In the face of U.S. antitrust objections, the companies issued news releases Monday saying the $10 billion deal --- a year and a half in the making -- was not to be.
The critical hurdle the merger couldn't leap was the U.S. Justice Department, a surprise to some who expected resistance to come from Chinese and South Korean regulators.
Companies that make equipment for semiconductor factories are facing a dwindling number of customers, as consolidations in the face of soaring costs involved in operating chip-making "fabs" or factories.
Only a handful of companies still run large fabs, including Intel, Taiwan Semiconductor in Taiwan and South Korea's Samsung.
Several analysts said the Justice Department appeared to be more concerned about the impact on future innovation, rather than current operations.
"They have to consider the future pipeline of products in the approval process," said Mark J. Heller, an analyst with CLSA.
Now the two companies will return to their battles for sales.
"We expect fierce competition between the two companies that, ironically, were planning to be 'one happy family' upon merger closing," Susquehanna Financial analyst Mehdi Hosseini said in a note about the failed deal.
It would have been the biggest deal for a Japanese company by a foreign competitor in years, and would have created a company with combined sales of about $15 billion, based on 2014 revenues.

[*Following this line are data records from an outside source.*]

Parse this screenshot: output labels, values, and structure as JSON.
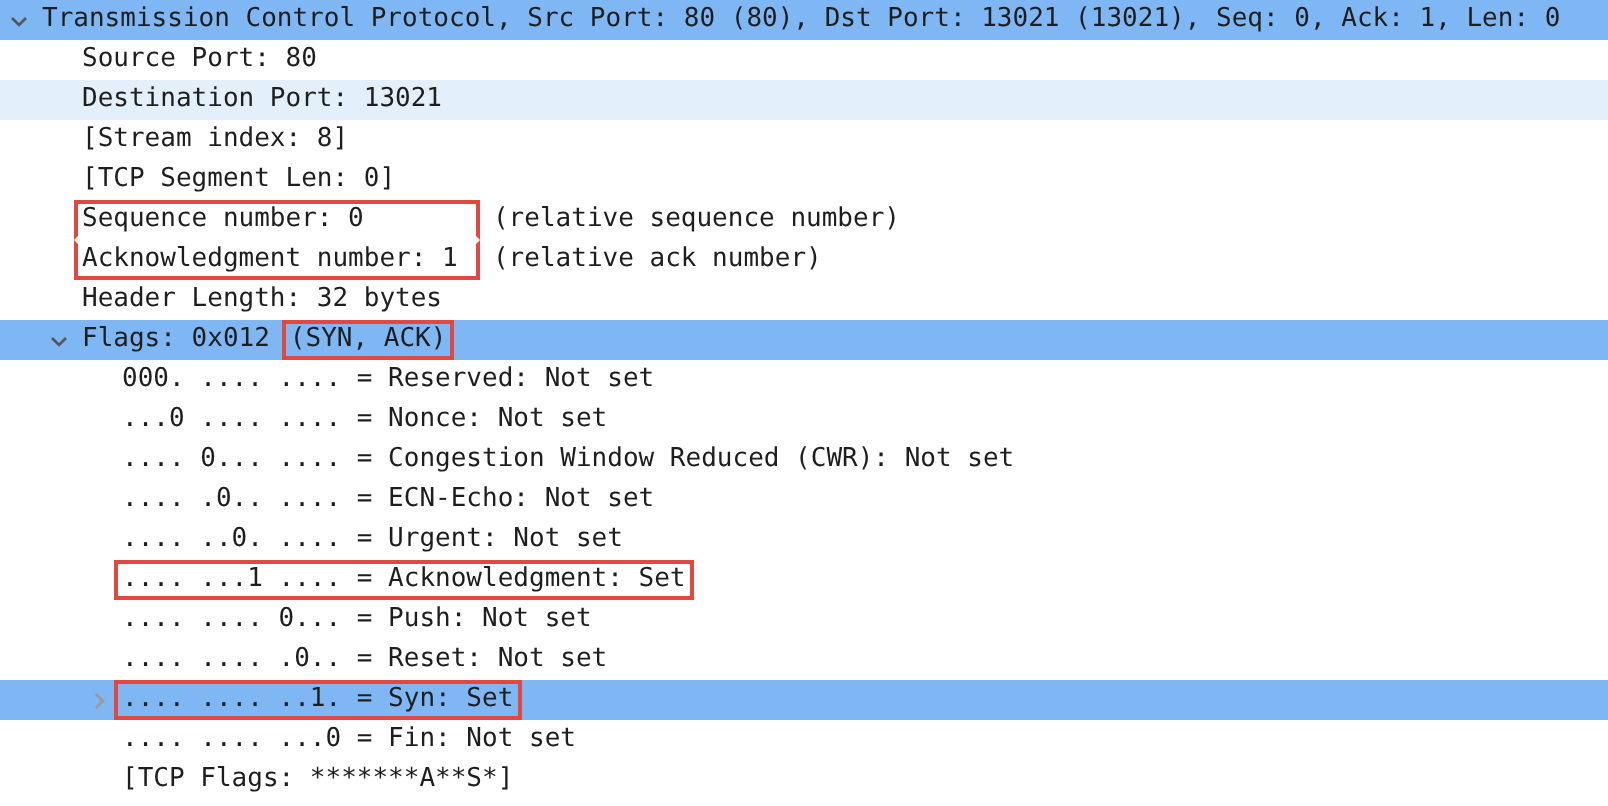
{
  "tree": [
    {
      "label": "Transmission Control Protocol, Src Port: 80 (80), Dst Port: 13021 (13021), Seq: 0, Ack: 1, Len: 0",
      "highlighted": true,
      "hovered": false,
      "boxed": false,
      "expanded": true,
      "children": [
        {
          "label": "Source Port: 80",
          "highlighted": false,
          "hovered": false,
          "boxed": false
        },
        {
          "label": "Destination Port: 13021",
          "highlighted": false,
          "hovered": true,
          "boxed": false
        },
        {
          "label": "[Stream index: 8]",
          "highlighted": false,
          "hovered": false,
          "boxed": false
        },
        {
          "label": "[TCP Segment Len: 0]",
          "highlighted": false,
          "hovered": false,
          "boxed": false
        },
        {
          "label": "Sequence number: 0",
          "note": "(relative sequence number)",
          "note_boxed": false,
          "highlighted": false,
          "hovered": false,
          "boxed": true
        },
        {
          "label": "Acknowledgment number: 1",
          "note": "(relative ack number)",
          "note_boxed": false,
          "highlighted": false,
          "hovered": false,
          "boxed": true
        },
        {
          "label": "Header Length: 32 bytes",
          "highlighted": false,
          "hovered": false,
          "boxed": false
        },
        {
          "label": "Flags: 0x012",
          "note": "(SYN, ACK)",
          "note_boxed": true,
          "highlighted": true,
          "hovered": false,
          "boxed": false,
          "expanded": true,
          "children": [
            {
              "label": "000. .... .... = Reserved: Not set",
              "highlighted": false,
              "hovered": false,
              "boxed": false
            },
            {
              "label": "...0 .... .... = Nonce: Not set",
              "highlighted": false,
              "hovered": false,
              "boxed": false
            },
            {
              "label": ".... 0... .... = Congestion Window Reduced (CWR): Not set",
              "highlighted": false,
              "hovered": false,
              "boxed": false
            },
            {
              "label": ".... .0.. .... = ECN-Echo: Not set",
              "highlighted": false,
              "hovered": false,
              "boxed": false
            },
            {
              "label": ".... ..0. .... = Urgent: Not set",
              "highlighted": false,
              "hovered": false,
              "boxed": false
            },
            {
              "label": ".... ...1 .... = Acknowledgment: Set",
              "highlighted": false,
              "hovered": false,
              "boxed": true
            },
            {
              "label": ".... .... 0... = Push: Not set",
              "highlighted": false,
              "hovered": false,
              "boxed": false
            },
            {
              "label": ".... .... .0.. = Reset: Not set",
              "highlighted": false,
              "hovered": false,
              "boxed": false
            },
            {
              "label": ".... .... ..1. = Syn: Set",
              "highlighted": true,
              "hovered": false,
              "boxed": true,
              "expanded": false
            },
            {
              "label": ".... .... ...0 = Fin: Not set",
              "highlighted": false,
              "hovered": false,
              "boxed": false
            },
            {
              "label": "[TCP Flags: *******A**S*]",
              "highlighted": false,
              "hovered": false,
              "boxed": false
            }
          ]
        }
      ]
    }
  ]
}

Applied Materials is No. 1 and Tokyo Electron No. 3 in the industry.
Applied Materials employs about 14,000 worldwide and had revenue of $9.1 billion in 2014. Tokyo Electron employs about 12,000 and had sales of $5.9 billion in 2014.
Applied Materials said the Justice Department turned thumbs-down on the companies' proposals to meet regulators' objections to the proposed merger.
The Santa Clara-based company said it had been told by Justice Department officials that the measures "would not be sufficient to replace the competition lost from the merger."
"We viewed the merger as an opportunity to accelerate our strategy and worked hard to make it happen," said Gary Dickerson, president and chief executive of Applied Materials, saying he was "disappointed" but moving ahead with the company's growth plans.
Tokyo Electron said the two companies "have devoted their best efforts" for the combination. Tokyo Electron shareholders approved the merger last June.
The companies were hoping that synergies realized by the merger would help them cut costs.
There would have been some savings in research-and-development costs, said Heller of CLSA. "It is becoming a lot more difficult and expensive to keep perpetuating Moore's Law," which predicts that transistor densities on integrated circuits will double every two years.
The companies intended to register in The Netherlands, which would have saved them tens of millions of dollars, while retaining Applied Material's headquarters in Santa Clara.